Pour mon premier réveil, me voilà les yeux grands ouverts à fixer le plafond dès 4h du matin. Les vrais aventuriers auraient sans doute mis ça sur le coup de l’excitation, de l’envie de découvrir, de l’appel de l’inconnu. Oui oui, il y a sans doute un peu de ça. Mais il y a surtout le décalage horaire, calmons-nous. Malheureusement, le Cousin G. dormait allègrement (la bouche ouverte) et mon instinct de survie me conseilla de ne pas le réveiller.

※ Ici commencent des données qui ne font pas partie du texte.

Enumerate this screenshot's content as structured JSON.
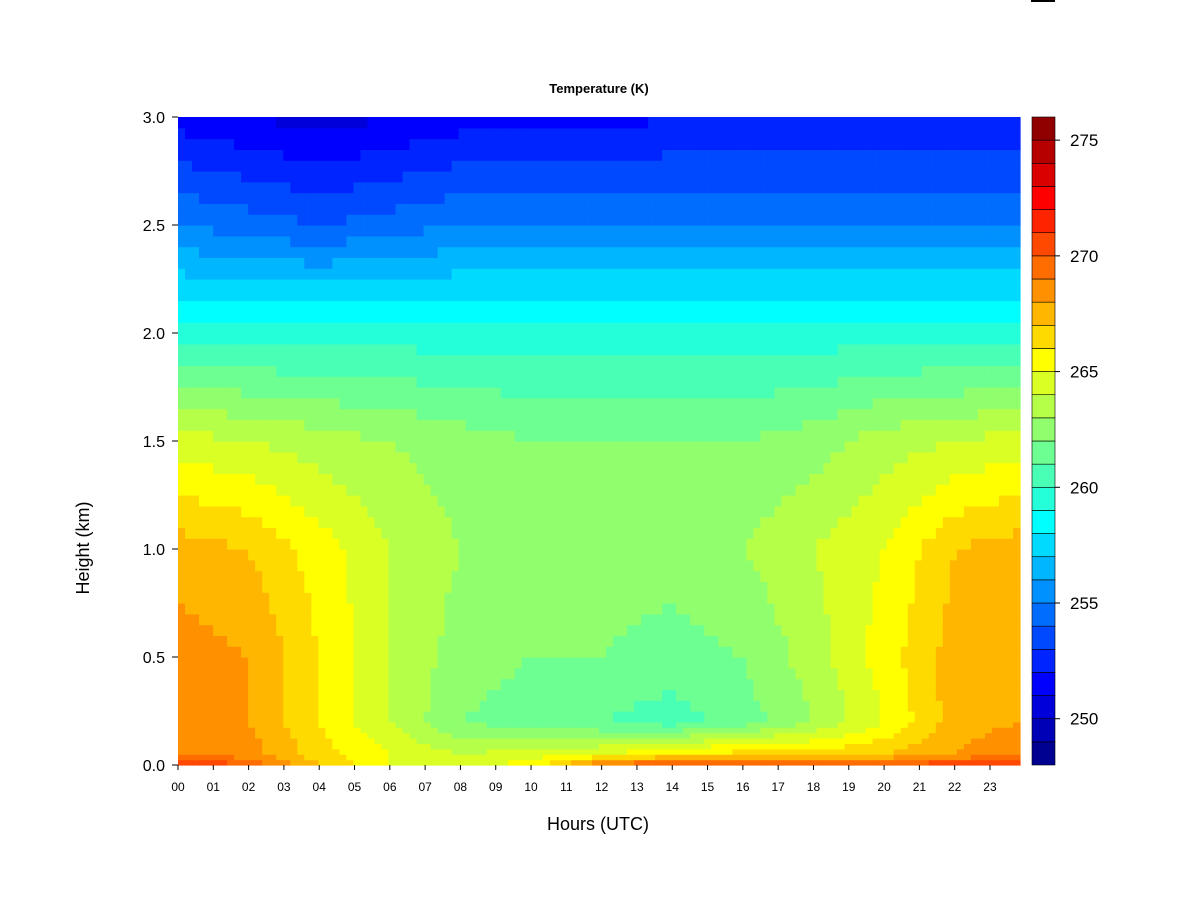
{
  "chart_data": {
    "type": "heatmap",
    "title": "Temperature (K)",
    "xlabel": "Hours (UTC)",
    "ylabel": "Height (km)",
    "x_ticks": [
      "00",
      "01",
      "02",
      "03",
      "04",
      "05",
      "06",
      "07",
      "08",
      "09",
      "10",
      "11",
      "12",
      "13",
      "14",
      "15",
      "16",
      "17",
      "18",
      "19",
      "20",
      "21",
      "22",
      "23"
    ],
    "y_ticks": [
      "0.0",
      "0.5",
      "1.0",
      "1.5",
      "2.0",
      "2.5",
      "3.0"
    ],
    "xlim": [
      0,
      23.85
    ],
    "ylim": [
      0,
      3.0
    ],
    "colorbar": {
      "range": [
        248,
        276
      ],
      "ticks": [
        "250",
        "255",
        "260",
        "265",
        "270",
        "275"
      ],
      "n_levels": 28
    },
    "colormap": [
      "#00007f",
      "#0000ff",
      "#007fff",
      "#00ffff",
      "#7fff7f",
      "#ffff00",
      "#ff7f00",
      "#ff0000",
      "#7f0000"
    ],
    "hours_sampled": [
      0,
      2,
      4,
      6,
      8,
      10,
      12,
      14,
      16,
      18,
      20,
      22,
      23.85
    ],
    "heights_sampled": [
      0.0,
      0.05,
      0.2,
      0.5,
      1.0,
      1.5,
      2.0,
      2.5,
      3.0
    ],
    "temperature_profile": [
      [
        271.5,
        270.0,
        267.0,
        265.0,
        264.5,
        265.5,
        269.5,
        271.0,
        270.0,
        270.5,
        270.5,
        271.0,
        271.5
      ],
      [
        269.0,
        268.5,
        266.5,
        265.0,
        264.0,
        264.5,
        265.0,
        266.0,
        266.5,
        266.5,
        267.0,
        268.0,
        269.0
      ],
      [
        268.5,
        268.0,
        266.0,
        264.0,
        262.0,
        261.5,
        261.0,
        260.5,
        261.5,
        263.0,
        265.0,
        267.5,
        268.0
      ],
      [
        268.5,
        268.0,
        266.0,
        264.0,
        262.5,
        262.0,
        262.0,
        261.5,
        262.0,
        263.5,
        265.5,
        267.5,
        268.0
      ],
      [
        267.5,
        267.0,
        265.5,
        264.0,
        263.0,
        262.5,
        262.5,
        262.5,
        263.0,
        264.0,
        265.0,
        267.0,
        267.5
      ],
      [
        264.5,
        264.0,
        263.5,
        263.0,
        262.5,
        262.0,
        262.0,
        262.0,
        262.0,
        262.5,
        263.5,
        264.0,
        264.5
      ],
      [
        259.5,
        259.5,
        259.5,
        259.5,
        259.5,
        259.5,
        259.5,
        259.5,
        259.5,
        259.5,
        259.5,
        259.5,
        259.5
      ],
      [
        255.0,
        254.5,
        254.0,
        254.5,
        255.0,
        255.0,
        255.0,
        255.0,
        255.0,
        255.0,
        255.0,
        255.0,
        255.0
      ],
      [
        251.5,
        251.0,
        250.5,
        251.0,
        251.5,
        251.5,
        251.5,
        252.0,
        252.0,
        252.0,
        252.0,
        252.0,
        252.0
      ]
    ]
  }
}
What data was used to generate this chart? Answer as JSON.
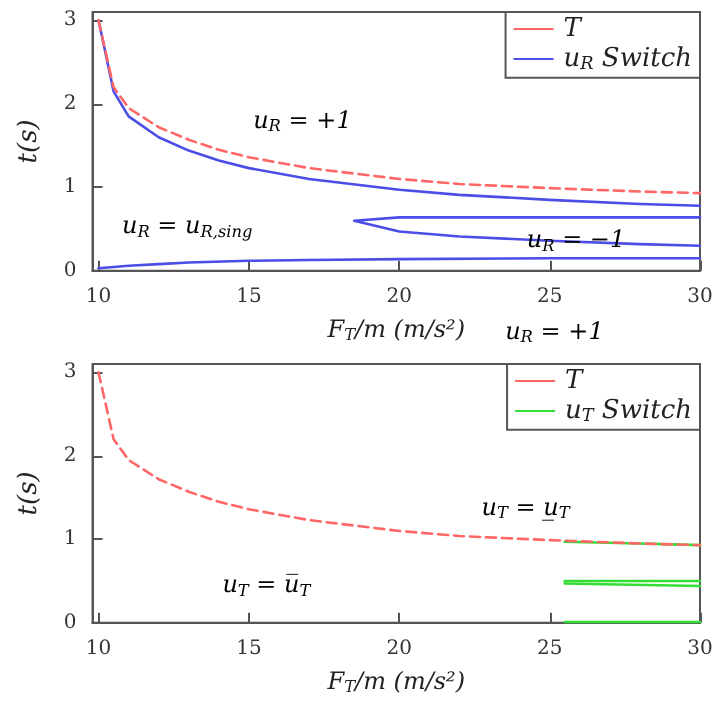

Nous avons fait les parfaits touristes pour cette première journée à Rio. Au programme Pão de Açucar et promenade dans la ville avec pause déjeuner au Burger King. Pas très typique tout ça ? Et bien si, un peu, car il y a du guarana comme boisson à volonté. Et ouais, ça change du Pepsi Max. J’ai malheureusement trouvé ça vraiment dégueulasse, même si, évidemment, j’aurais adoré adorer. Après s’être remplie la panse dans ce centre commercial climatisé, on s’est mis en quête d’un bus. A priori, rien de bien difficile quand on ne sait pas encore que le réseau de transports en commun à Rio est satanique et pernicieux. Il nous faudra d’ailleurs quelques instants pour comprendre que le problème ne vient pas (que) de nous. Désemparés – non, le mot n’est pas fort – nous sautons dans un bus plus ou moins au hasard. Nous en redescendons plus ou moins au hasard également, et n’expliquons toujours pas cet énorme coup de chance, celui d’avoir atterri malgré nous à cinq minutes de la plage de Copacabana, précisément là où nous souhaitions aller. Pour fêter cette fière réussite, nous nous offrons une petite Caïpirinha les pieds dans le sable. Je ne sais pas si elle était bonne, mauvaise, si elle était chère ou bon marché, peu importe si c’était dégueulasse et hors-de-prix, à cet instant précis on avait l’impression d’être les rois du monde.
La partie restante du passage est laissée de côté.